PRONAME: a user-friendly pipeline to process long-read nanopore metabarcoding data by generating high-quality consensus sequences
PRONAME: a user-friendly pipeline to process long-read nanopore metabarcoding data by generating high-quality consensus sequences
Blog Article
BackgroundThe study of sample taxonomic composition has evolved from direct observations and labor-intensive morphological studies to different DNA sequencing methodologies.Most of these studies leverage the metabarcoding approach, which involves the amplification of a small taxonomically-informative portion of the genome and its subsequent high-throughput sequencing.Recent advances in sequencing technology brought by Oxford Nanopore Technologies have revolutionized the field, enabling portability, affordable cost and long-read sequencing, therefore leading to a significant increase in taxonomic resolution.However, Nanopore sequencing data exhibit a particular profile, with a higher error rate compared with Illumina sequencing, and existing bioinformatics pipelines gymnastics wall decals for the analysis of such data are scarce and often insufficient, requiring specialized tools to accurately process long-read sequences.

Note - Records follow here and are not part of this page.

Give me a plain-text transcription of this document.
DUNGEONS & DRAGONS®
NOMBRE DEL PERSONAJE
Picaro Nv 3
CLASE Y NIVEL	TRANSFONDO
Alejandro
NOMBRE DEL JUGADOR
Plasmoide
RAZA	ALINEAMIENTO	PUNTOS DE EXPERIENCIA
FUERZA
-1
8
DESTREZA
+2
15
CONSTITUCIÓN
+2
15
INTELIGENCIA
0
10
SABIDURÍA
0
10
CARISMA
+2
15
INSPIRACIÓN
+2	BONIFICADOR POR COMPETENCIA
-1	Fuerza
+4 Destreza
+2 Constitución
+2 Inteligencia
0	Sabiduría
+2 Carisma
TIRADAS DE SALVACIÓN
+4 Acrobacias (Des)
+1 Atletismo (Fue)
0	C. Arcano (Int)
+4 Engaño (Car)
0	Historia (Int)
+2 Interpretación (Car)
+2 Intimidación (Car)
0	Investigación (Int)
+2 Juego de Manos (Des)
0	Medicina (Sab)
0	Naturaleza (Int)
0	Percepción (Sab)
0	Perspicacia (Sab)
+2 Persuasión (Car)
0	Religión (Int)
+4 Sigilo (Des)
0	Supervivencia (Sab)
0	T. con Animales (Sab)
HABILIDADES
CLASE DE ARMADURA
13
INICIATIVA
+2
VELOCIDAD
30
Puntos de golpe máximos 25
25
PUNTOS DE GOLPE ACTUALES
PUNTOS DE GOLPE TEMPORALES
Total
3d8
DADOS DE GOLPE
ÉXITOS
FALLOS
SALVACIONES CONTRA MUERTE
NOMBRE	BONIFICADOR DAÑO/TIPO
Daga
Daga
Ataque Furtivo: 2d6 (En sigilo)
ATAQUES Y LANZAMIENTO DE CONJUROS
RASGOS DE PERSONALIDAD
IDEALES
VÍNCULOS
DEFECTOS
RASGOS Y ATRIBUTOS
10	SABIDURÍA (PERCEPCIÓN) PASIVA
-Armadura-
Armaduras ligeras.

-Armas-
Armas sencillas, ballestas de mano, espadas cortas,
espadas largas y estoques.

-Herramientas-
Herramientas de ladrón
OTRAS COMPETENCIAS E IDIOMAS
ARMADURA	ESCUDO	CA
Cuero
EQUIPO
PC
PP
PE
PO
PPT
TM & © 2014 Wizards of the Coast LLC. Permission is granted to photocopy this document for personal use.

ResultsWe present PRONAME (PROcessing NAnopore MEtabarcoding data), an open-source, user-friendly pipeline optimized for processing raw Nanopore sequencing data.PRONAME includes precompiled databases for complete 16S sequences (Silva138 and Greengenes2) and a newly developed and curated database dedicated to bacterial 16S-ITS-23S operon sequences.The user can also provide a custom database if desired, therefore enabling the analysis of metabarcoding data for any domain of life.The pipeline significantly improves sequence accuracy, implementing innovative error-correction strategies and taking advantage of the new sequencing chemistry to produce high-quality duplex reads.

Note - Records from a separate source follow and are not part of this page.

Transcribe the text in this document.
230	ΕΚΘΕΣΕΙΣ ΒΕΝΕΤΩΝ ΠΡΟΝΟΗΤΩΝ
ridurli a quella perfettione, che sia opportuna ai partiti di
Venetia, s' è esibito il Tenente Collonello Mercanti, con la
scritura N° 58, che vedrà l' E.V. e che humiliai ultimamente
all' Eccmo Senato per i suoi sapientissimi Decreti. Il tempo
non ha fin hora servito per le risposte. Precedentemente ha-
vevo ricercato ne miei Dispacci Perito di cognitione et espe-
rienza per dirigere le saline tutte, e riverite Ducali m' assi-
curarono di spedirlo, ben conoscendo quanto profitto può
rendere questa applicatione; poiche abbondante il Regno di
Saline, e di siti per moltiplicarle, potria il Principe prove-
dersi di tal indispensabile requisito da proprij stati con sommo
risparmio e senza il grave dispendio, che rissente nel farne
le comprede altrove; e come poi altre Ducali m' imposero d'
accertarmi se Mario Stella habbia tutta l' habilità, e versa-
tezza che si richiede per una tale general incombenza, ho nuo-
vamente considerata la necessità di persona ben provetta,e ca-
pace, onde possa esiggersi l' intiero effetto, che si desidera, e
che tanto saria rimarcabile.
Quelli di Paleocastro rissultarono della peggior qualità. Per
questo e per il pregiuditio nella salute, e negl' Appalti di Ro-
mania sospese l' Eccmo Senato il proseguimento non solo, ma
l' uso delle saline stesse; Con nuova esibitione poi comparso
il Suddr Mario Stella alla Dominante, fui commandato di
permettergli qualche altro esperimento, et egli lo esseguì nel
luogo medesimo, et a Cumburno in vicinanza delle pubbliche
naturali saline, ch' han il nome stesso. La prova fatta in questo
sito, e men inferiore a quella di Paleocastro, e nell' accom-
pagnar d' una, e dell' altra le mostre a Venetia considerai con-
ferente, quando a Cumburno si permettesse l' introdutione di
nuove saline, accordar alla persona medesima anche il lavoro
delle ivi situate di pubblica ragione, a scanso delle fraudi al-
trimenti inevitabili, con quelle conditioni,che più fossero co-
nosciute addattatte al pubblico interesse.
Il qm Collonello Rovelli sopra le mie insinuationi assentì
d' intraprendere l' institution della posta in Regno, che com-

Evaluations using a mock community have shown that PRONAME delivers consensus sequences demonstrating at least 99.5% accuracy with standard settings (and up ribavirin coupon to 99.7%), making it a robust tool for genomic analysis of complex multi-species communities.ConclusionPRONAME meets the challenges of long-read Nanopore data processing, offering greater accuracy and versatility than existing pipelines.
By integrating Nanopore-specific quality filtering, clustering and error correction, PRONAME produces high-precision consensus sequences.This brings the accuracy of Nanopore sequencing close to that of Illumina sequencing, while taking advantage of the benefits of long-read technologies.